Wawancara Eksklusif Jurnalis Kompas.com M Hafidz Imaduddin bersama Legenda Bulu Tangkis Indonesia Tontowi Ahmad (Bagian 1)

KOMPAS.com - Tontowi Ahmad adalah salah satu mantan atlet bulu tangkis Indonesia yang pernah meraih medali emas Olimpiade.

Bersama Liliyana Natsir, Tontowi Ahmad meraih medali emas Olimpiade ganda campuran di Rio de Janeiro, Brasil, pada 2016.

Perjuangan Owi/Butet untuk bisa meraih medali emas Olimpiade Rio 2016 tidaklah mudah.

Sebelum ke Brasil, Tontowi/Liliyana sudah pernah tampil bersama di Olimpiade saat London menjadi tuan rumah edisi 2012.

Hasilnya, pasangan yang akrab disapa Owi/Butet itu gagal total meski sudah melaju hingga ke semifinal. Tradisi emas bulu tangkis Indonesia yang sudah terjaga sejak 1992 pada akhirnya harus terhenti pada 2012 di London, Inggris.

Setelah gagal total di Olimpiade London 2012, Owi/Butet berhasil bangkit dengan mempertahankan All England, menjadi juara dunia, dan meraih sejumlah gelar superseries pada 2013.

Menjelang Olimpiade Rio 2016, Owi/Butet sempat diterpa isu keretakan hubungan. Rumor itu muncul setelah Owi/Butet gagal meraih satu pun gelar superseries sepanjang 2015.

Pada tahun tersebut, Owi/Butet tercatat kalah enam kali dari rival terberat mereka asal China, Zhang Nan/Zhao Yun Lei.

Baca juga: Dari Susy untuk Gregoria: Di Olimpiade, Segala Sesuatu Bisa Terjadi...

Isu keretakan hubungan ditambah memori kegagalan Olimpiade London 2012 membuat Owi/Butet tidak terlalu dijagokan ketika berangkat ke Brasil.

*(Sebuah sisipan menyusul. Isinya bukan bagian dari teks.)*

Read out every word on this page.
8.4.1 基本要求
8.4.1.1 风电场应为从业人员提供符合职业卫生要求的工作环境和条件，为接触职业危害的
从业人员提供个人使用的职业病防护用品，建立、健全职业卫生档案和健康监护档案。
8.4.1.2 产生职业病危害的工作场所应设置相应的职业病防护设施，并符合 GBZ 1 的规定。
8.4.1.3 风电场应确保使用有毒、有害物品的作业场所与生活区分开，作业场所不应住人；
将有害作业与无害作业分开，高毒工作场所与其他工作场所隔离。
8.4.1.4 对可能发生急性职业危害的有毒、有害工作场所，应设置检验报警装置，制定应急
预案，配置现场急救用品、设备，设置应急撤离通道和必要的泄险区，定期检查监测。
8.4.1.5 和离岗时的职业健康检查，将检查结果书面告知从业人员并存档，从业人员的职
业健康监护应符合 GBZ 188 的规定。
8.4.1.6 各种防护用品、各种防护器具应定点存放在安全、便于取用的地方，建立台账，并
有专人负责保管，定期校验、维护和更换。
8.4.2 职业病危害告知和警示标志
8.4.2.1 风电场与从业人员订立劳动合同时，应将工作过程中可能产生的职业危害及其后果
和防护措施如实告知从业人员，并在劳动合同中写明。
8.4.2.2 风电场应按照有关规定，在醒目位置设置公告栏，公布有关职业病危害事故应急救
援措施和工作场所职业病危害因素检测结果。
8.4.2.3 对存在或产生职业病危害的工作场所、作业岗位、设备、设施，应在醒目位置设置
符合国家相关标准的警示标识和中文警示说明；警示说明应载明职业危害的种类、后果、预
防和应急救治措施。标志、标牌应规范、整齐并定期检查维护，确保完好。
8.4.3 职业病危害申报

Namun, Owi/Butet berhasil membungkam publik yang meragukan kemampuan mereka.

Owi/Butet tampil sangat solid dengan catatan selalu menang straight game sejak fase grup hingga berhasil meraih medali emas Olimpiade Rio 2016.

Medali emas Olimpiade Rio 2016 itu sangat spesial karena dipersembahkan Owi/Butet pada hari ulang tahun Republik Indonesia, 17 Agustus.

Kepada KOMPAS.com, Tontowi Ahmad menceritakan bagaimana perjuangannya bersama Liliyana Natsir bangkit dari kegagalan di Olimpiade London 2012 hingga berhasil menebusnya dengan medali emas Olimpiade Rio 2016.

Berikut adalah wawancara eksklusif KOMPAS.com dengan Tontowi Ahmad pada Jumat (2/6/2021):

1. Bagaimana kabarnya? Apa kesibukan sekarang?

Kabar baik. Alhamdulillah sehat. Kesibukannya sekarang masih badminton saja. Cari keringat. Sekarang lagi sibuk sebagai Technical Advisor PB Djarum. Setelah pensiun, saya langsung kembali ke PB Djarum.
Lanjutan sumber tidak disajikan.